10. It was pointed out that the Claims Tribunal failed to note that, without any evidence and proof of age, the age of the deceased was fixed as 55 years. It was contended that the Claims Tribunal failed to note that the appellant cannot be made liable to pay compensation without additional premium being paid by the 6th respondent. It was pointed out that the Claims Tribunal failed to note that at any rate the exclusive vicarious liability of the 6th respondent, owner of the vehicle, cannot be allowed to escape and such liability cannot be fastened with the appellant herein in any manner. It was also pointed out that the Claims Tribunal failed to note that the respondents/Claimants did not examine any witness to prove the certified copy of the F.I.R. It was contended that the award was disproportionate and excessive.
11. The learned counsel for the claimant submitted that the deceased's age was 55 years and his monthly income was Rs.3,000/-, but the Tribunal had awarded Rs.1,41,000/- which is on the lower side. The claimants are 5 in numbers and as such the personal expenses of the deceased should have been taken as , instead of 1/3 of his income. The learned counsel further submitted that the appellant herein had not challenged the award granted in connected O.P. As such, the appellant cannot challenge the liability before this Court.

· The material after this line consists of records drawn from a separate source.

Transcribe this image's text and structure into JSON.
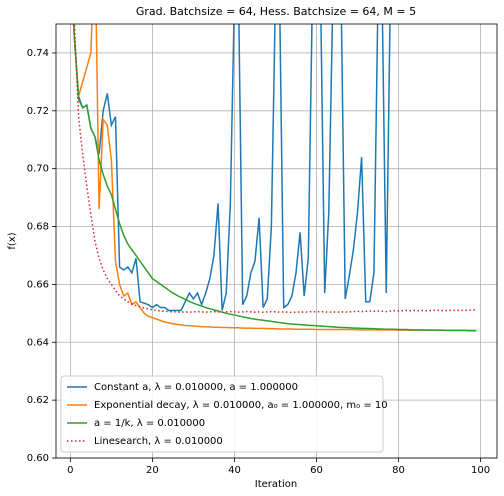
{
  "chart_data": {
    "type": "line",
    "title": "Grad. Batchsize = 64, Hess. Batchsize = 64, M = 5",
    "xlabel": "Iteration",
    "ylabel": "f(x)",
    "x": [
      0,
      1,
      2,
      3,
      4,
      5,
      6,
      7,
      8,
      9,
      10,
      11,
      12,
      13,
      14,
      15,
      16,
      17,
      18,
      19,
      20,
      21,
      22,
      23,
      24,
      25,
      26,
      27,
      28,
      29,
      30,
      31,
      32,
      33,
      34,
      35,
      36,
      37,
      38,
      39,
      40,
      41,
      42,
      43,
      44,
      45,
      46,
      47,
      48,
      49,
      50,
      51,
      52,
      53,
      54,
      55,
      56,
      57,
      58,
      59,
      60,
      61,
      62,
      63,
      64,
      65,
      66,
      67,
      68,
      69,
      70,
      71,
      72,
      73,
      74,
      75,
      76,
      77,
      78,
      79,
      80,
      81,
      82,
      83,
      84,
      85,
      86,
      87,
      88,
      89,
      90,
      91,
      92,
      93,
      94,
      95,
      96,
      97,
      98,
      99
    ],
    "series": [
      {
        "name": "Constant a, λ = 0.010000, a = 1.000000",
        "color": "#1f77b4",
        "linestyle": "solid",
        "values": [
          0.77,
          0.745,
          0.725,
          0.721,
          0.722,
          0.714,
          0.711,
          0.705,
          0.72,
          0.726,
          0.715,
          0.718,
          0.666,
          0.665,
          0.666,
          0.664,
          0.669,
          0.654,
          0.6535,
          0.653,
          0.652,
          0.653,
          0.652,
          0.652,
          0.651,
          0.651,
          0.651,
          0.651,
          0.654,
          0.657,
          0.655,
          0.657,
          0.653,
          0.657,
          0.662,
          0.67,
          0.688,
          0.651,
          0.657,
          0.688,
          0.76,
          0.76,
          0.653,
          0.656,
          0.664,
          0.668,
          0.683,
          0.652,
          0.655,
          0.68,
          0.76,
          0.76,
          0.652,
          0.653,
          0.656,
          0.664,
          0.678,
          0.656,
          0.669,
          0.76,
          0.76,
          0.76,
          0.657,
          0.685,
          0.76,
          0.76,
          0.76,
          0.655,
          0.663,
          0.672,
          0.685,
          0.704,
          0.654,
          0.654,
          0.664,
          0.76,
          0.76,
          0.657,
          0.76,
          0.76,
          null,
          null,
          null,
          null,
          null,
          null,
          null,
          null,
          null,
          null,
          null,
          null,
          null,
          null,
          null,
          null,
          null,
          null,
          null,
          null
        ]
      },
      {
        "name": "Exponential decay, λ = 0.010000, a₀ = 1.000000, m₀ = 10",
        "color": "#ff7f0e",
        "linestyle": "solid",
        "values": [
          0.77,
          0.745,
          0.725,
          0.73,
          0.735,
          0.74,
          0.78,
          0.686,
          0.717,
          0.715,
          0.703,
          0.668,
          0.66,
          0.656,
          0.657,
          0.653,
          0.654,
          0.652,
          0.65,
          0.649,
          0.6485,
          0.648,
          0.6475,
          0.647,
          0.6467,
          0.6464,
          0.6462,
          0.646,
          0.6458,
          0.6457,
          0.6456,
          0.6455,
          0.6454,
          0.6453,
          0.6453,
          0.6452,
          0.6452,
          0.6451,
          0.6451,
          0.645,
          0.645,
          0.645,
          0.6449,
          0.6449,
          0.6449,
          0.6448,
          0.6448,
          0.6448,
          0.6447,
          0.6447,
          0.6447,
          0.6446,
          0.6446,
          0.6446,
          0.6446,
          0.6445,
          0.6445,
          0.6445,
          0.6445,
          0.6445,
          0.6444,
          0.6444,
          0.6444,
          0.6444,
          0.6444,
          0.6444,
          0.6444,
          0.6444,
          0.6444,
          0.6444,
          0.6443,
          0.6443,
          0.6443,
          0.6443,
          0.6443,
          0.6443,
          0.6443,
          0.6443,
          0.6443,
          0.6443,
          0.6442,
          0.6442,
          0.6442,
          0.6442,
          0.6442,
          0.6442,
          0.6442,
          0.6442,
          0.6442,
          0.6442,
          0.6441,
          0.6441,
          0.6441,
          0.6441,
          0.6441,
          0.6441,
          0.6441,
          0.6441,
          0.6441,
          0.6441
        ]
      },
      {
        "name": "a = 1/k, λ = 0.010000",
        "color": "#2ca02c",
        "linestyle": "solid",
        "values": [
          0.77,
          0.745,
          0.724,
          0.721,
          0.722,
          0.714,
          0.711,
          0.703,
          0.698,
          0.694,
          0.691,
          0.686,
          0.681,
          0.677,
          0.674,
          0.672,
          0.67,
          0.668,
          0.666,
          0.664,
          0.662,
          0.661,
          0.66,
          0.659,
          0.658,
          0.657,
          0.6562,
          0.6555,
          0.6548,
          0.6541,
          0.6535,
          0.653,
          0.6525,
          0.652,
          0.6516,
          0.6512,
          0.6508,
          0.6504,
          0.65,
          0.6497,
          0.6494,
          0.6491,
          0.6488,
          0.6485,
          0.6482,
          0.648,
          0.6478,
          0.6476,
          0.6474,
          0.6472,
          0.647,
          0.6468,
          0.6466,
          0.6464,
          0.6463,
          0.6462,
          0.6461,
          0.646,
          0.6459,
          0.6458,
          0.6457,
          0.6456,
          0.6455,
          0.6454,
          0.6453,
          0.6452,
          0.6451,
          0.6451,
          0.645,
          0.6449,
          0.6449,
          0.6448,
          0.6448,
          0.6447,
          0.6447,
          0.6446,
          0.6446,
          0.6445,
          0.6445,
          0.6445,
          0.6444,
          0.6444,
          0.6444,
          0.6443,
          0.6443,
          0.6443,
          0.6443,
          0.6442,
          0.6442,
          0.6442,
          0.6442,
          0.6442,
          0.6441,
          0.6441,
          0.6441,
          0.6441,
          0.6441,
          0.644,
          0.644,
          0.644
        ]
      },
      {
        "name": "Linesearch, λ = 0.010000",
        "color": "#d62728",
        "linestyle": "dotted",
        "values": [
          0.78,
          0.75,
          0.718,
          0.705,
          0.694,
          0.684,
          0.675,
          0.669,
          0.665,
          0.662,
          0.66,
          0.658,
          0.656,
          0.655,
          0.654,
          0.6533,
          0.6527,
          0.6522,
          0.6518,
          0.6515,
          0.6512,
          0.651,
          0.6508,
          0.6507,
          0.6506,
          0.6505,
          0.6505,
          0.6504,
          0.6505,
          0.6504,
          0.6505,
          0.6506,
          0.6505,
          0.6504,
          0.6505,
          0.6506,
          0.6505,
          0.6504,
          0.6505,
          0.6506,
          0.6505,
          0.6504,
          0.6505,
          0.6506,
          0.6505,
          0.6504,
          0.6505,
          0.6504,
          0.6505,
          0.6506,
          0.6505,
          0.6504,
          0.6505,
          0.6504,
          0.6503,
          0.6504,
          0.6505,
          0.6504,
          0.6505,
          0.6506,
          0.6505,
          0.6506,
          0.6505,
          0.6504,
          0.6505,
          0.6504,
          0.6505,
          0.6504,
          0.6505,
          0.6506,
          0.6507,
          0.6506,
          0.6507,
          0.6508,
          0.6507,
          0.6508,
          0.6507,
          0.6506,
          0.6508,
          0.6509,
          0.6508,
          0.6509,
          0.651,
          0.6509,
          0.651,
          0.6509,
          0.651,
          0.6509,
          0.651,
          0.6511,
          0.651,
          0.6509,
          0.651,
          0.6511,
          0.651,
          0.6511,
          0.651,
          0.6511,
          0.6512,
          0.6512
        ]
      }
    ],
    "xlim": [
      -3.5,
      104
    ],
    "ylim": [
      0.6,
      0.75
    ],
    "xticks": [
      0,
      20,
      40,
      60,
      80,
      100
    ],
    "yticks": [
      {
        "value": 0.6,
        "label": "0.60"
      },
      {
        "value": 0.62,
        "label": "0.62"
      },
      {
        "value": 0.64,
        "label": "0.64"
      },
      {
        "value": 0.66,
        "label": "0.66"
      },
      {
        "value": 0.68,
        "label": "0.68"
      },
      {
        "value": 0.7,
        "label": "0.70"
      },
      {
        "value": 0.72,
        "label": "0.72"
      },
      {
        "value": 0.74,
        "label": "0.74"
      }
    ],
    "grid": true,
    "legend": "lower left"
  }
}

The learned counsel further submitted that the premium has been remitted by the owner of the vehicle to the Insurance Company. As such, the Insurance Company is liable to pay compensation to the claimants.
12. On considering the facts and circumstances of the case and arguments advanced by the learned counsels on either side and on perused of the impugned award passed by the Tribunal, this Court does not find any discrepancy in the said order. Further, this Court directs the appellant to deposit the entire compensation amount with accrued interest thereon, on 09.10.2007. Subsequently, this Court permitted the claimants to withdraw 50% of the award amount. Now, this Court permits the claimants to withdraw the balance compensation amount, as apportioned by the Tribunal, lying in the credit of M.C.O.P.No.862 of 2003, on the file of the Motor Accident Claims Tribunal, Additional District and Sessions Judge, Fast Track Court, Dindugal, after filing a memo, along with a copy of this order, subject to withdrawals made if any, as per this Court earlier order.
13. In the result, the above appeal is dismissed. Consequently, the award and decree passed in M.C.O.P.No.862 of 2003, on the file of Motor Accident Claims Tribunal, Additional District and Sessions Judge, Fast Track Court, Dindugal, dated 10.08.2006, is confirmed.
sms
1.The Motor Accidents Claims Tribunal, Additional District and Sessions Judge, Fast Track Court, Dindugal.
2.The Section Officer, VR Section, High Court, Madras.